25 junio, 2010

La última carta

Aquella mañana la casa le parecía mucho más grande, como si todo espacio fuera inmensidad. No había nadie con él y a cada paso cruzaban tras de sí pelusas del tamaño de su nostalgia. Javier iba de un lado a otro sin más propósito que pasar página, pero el folio estaba en su cabeza y allí, bien lo sabía, a veces se escribe con lágrimas cuyo mayor defecto es que es imposible borrarlas por propia voluntad y más aún pretender solamente ojearlas.

Llevaba ya un rato lloviendo a cántaros aquella tinta. Sin que diera tiempo a digerirla, se materializaba en sus ojos y descendía por su cara, caía sobre su camiseta o directamente al suelo y, a ese ritmo, en unos minutos tendría que ir de uno a otro confín de la mansión buceando. Tras la última vuelta para buscar en cada una de las fotografías donde apareciese su padre el trozo de memoria desterrada que le estaba matando, Javier sintió que no había nada que hacer y todo el pesar cayó sobre su corazón, donde por primera vez sintió que tenía una estrecha lata y si los latidos seguían atrapados, presionándole de ese modo, no podría soportarlo.

Decidió, cuando ya creía que era la última posibilidad de volver a respirar, buscar su alivio en la única habitación en la que, a pesar del paso de los años, aún no había sido capaz de entrar sin que se le cayera el mundo encima. Un pequeño cuarto donde su padre había pasado horas y horas escuchando música, fumando, escribiendo y jugando. Entró y, al encender la luz, allí estaba todo. Cubierto de polvo, pero todo seguía allí. El equipo de música, cientos de vinilos cintas y cd’s que muchas veces habían escuchado juntos, el viejo ordenador, la mítica alfombrilla de El Jueves, la caja donde guardaba su pipa, el tabaco ya totalmente seco, antiguas revistas y una bola del mundo. Javier se quedó un rato de pie, inmóvil, intentado recordar. Se sentó en la “silla de las visitas”, como bromeando él y su viejo la llamaban porque parecía un consultorio de tres al cuarto, intentando de nuevo encontrarle. Escuchó música, leyó uno de sus relatos, jugó a sus propios juegos ... Pero por más momentos y momentos que vinieron a su mente, faltaba siempre lo que ese día necesitaba como nunca hasta entonces había necesitado, quizás pensando que sería la última oportunidad. Así que rompió a llorar de nuevo, ésta vez en silencio, rendido, sin esperanza. Y ya roto pensó , antes de irse de allí, que era el momento de escribirle la última carta.

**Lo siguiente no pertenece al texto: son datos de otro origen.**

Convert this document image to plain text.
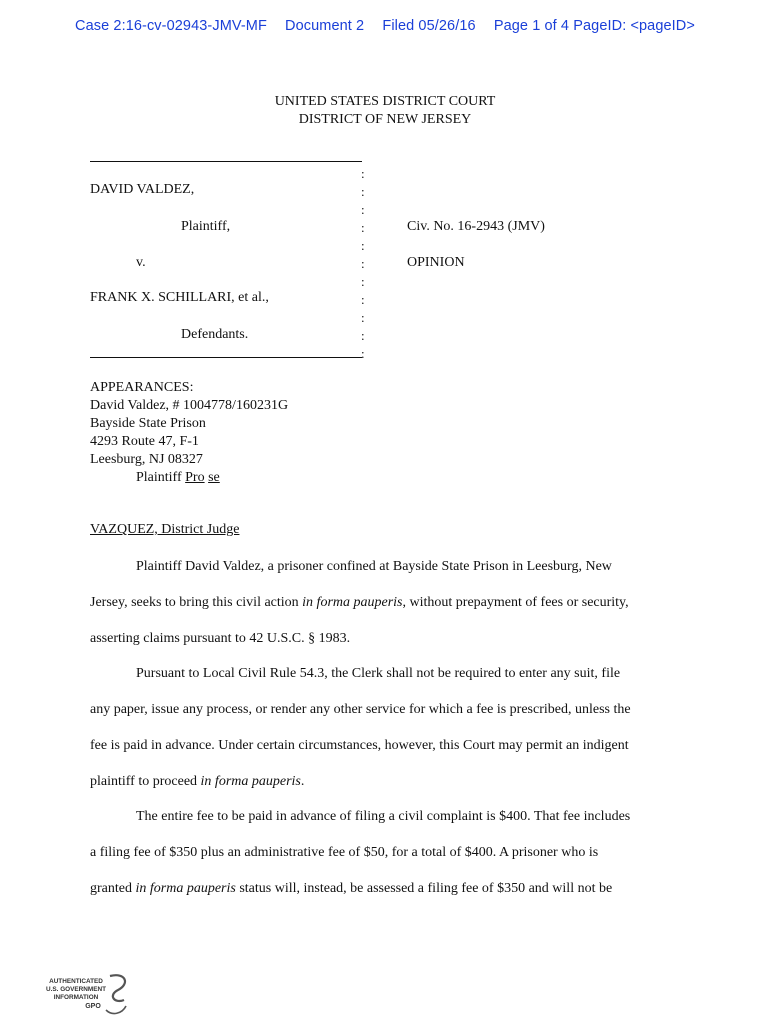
Case 2:16-cv-02943-JMV-MF Document 2 Filed 05/26/16 Page 1 of 4 PageID: <pageID>
UNITED STATES DISTRICT COURT
DISTRICT OF NEW JERSEY
DAVID VALDEZ,
Plaintiff,
v.
FRANK X. SCHILLARI, et al.,
Defendants.
Civ. No. 16-2943 (JMV)
OPINION
:
:
:
:
:
:
:
:
:
:
:
APPEARANCES:
David Valdez, # 1004778/160231G
Bayside State Prison
4293 Route 47, F-1
Leesburg, NJ 08327
Plaintiff Pro se
VAZQUEZ, District Judge
Plaintiff David Valdez, a prisoner confined at Bayside State Prison in Leesburg, New
Jersey, seeks to bring this civil action in forma pauperis, without prepayment of fees or security,
asserting claims pursuant to 42 U.S.C. § 1983.
Pursuant to Local Civil Rule 54.3, the Clerk shall not be required to enter any suit, file
any paper, issue any process, or render any other service for which a fee is prescribed, unless the
fee is paid in advance. Under certain circumstances, however, this Court may permit an indigent
plaintiff to proceed in forma pauperis.
The entire fee to be paid in advance of filing a civil complaint is $400. That fee includes
a filing fee of $350 plus an administrative fee of $50, for a total of $400. A prisoner who is
granted in forma pauperis status will, instead, be assessed a filing fee of $350 and will not be
AUTHENTICATED
U.S. GOVERNMENT
INFORMATION
GPO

Creí que no habría un día tan triste en toda mi vida como cuando cerraste los ojos por última vez, pero hoy me he dado cuenta de que no recuerdo tu voz. Te he pensado durante horas, he intentado volver a cualquier momento, y nunca había sabido a qué saben las putas lágrimas como ahora mismo. Aterrizó alguna en mi boca y estuve un buen rato cabizbajo, tragando y tragando y no desaparecía. No sé pensar en nada más, sólo buscar tus palabras y que venga a mi cabeza algún tono reconocible. Encendí la luz de esta habitación en la que no suelo entrar porque la silla está vacía, esperando que al poner uno de tus vinilos reviviera cualquier instante compartido. Pero la sal en mi lengua era solo un retén, y sentarme enfrente de la nada no sirvió de mucho. Lo mismo pasó con tus libros, tu ordenador, tu pipa y tus fotografías.

Sabes que siempre fui un ateo sin remedio; no sé por qué en ese maldito invierno empecé a pensar que quizás existieran los ángeles, materializados en el eterno recuerdo de los que se fueron. En tu eterna imagen y tu eterna voz. Pero las imágenes no dicen tanto. Ahora mismo siento que tus fotografías no dicen absolutamente nada. Tengo ganas de tirar ese marco al suelo y pisarlo por si me devuelve a mi ángel. Cambiaría todas tus fotos por un sólo recuerdo. Con uno me basta, aunque fuera durante unos segundos. Porque es el día más jodidamente asqueroso de mi puta vida, y siento que ya no existes de verdad. Que esa mierda de tumba donde te metieron, que nunca he ido ni iré a ver, no oculta nada, que no es ni tan siquiera un pequeño resto en mi memoria. Que es ahora cuando me doy cuenta de que aquella mañana te perdí para siempre.

Y me odio, me odio como nunca me odié, porque no pensé que era lo único que nunca soportaría olvidar, y lo he olvidado. Y no sé por qué cojones te escribo y te pido que vengas, si eso de los ángeles es otro puto invento de mierda que me creí para pensar que siempre podría escucharte decir que estarás conmigo pase lo que pase.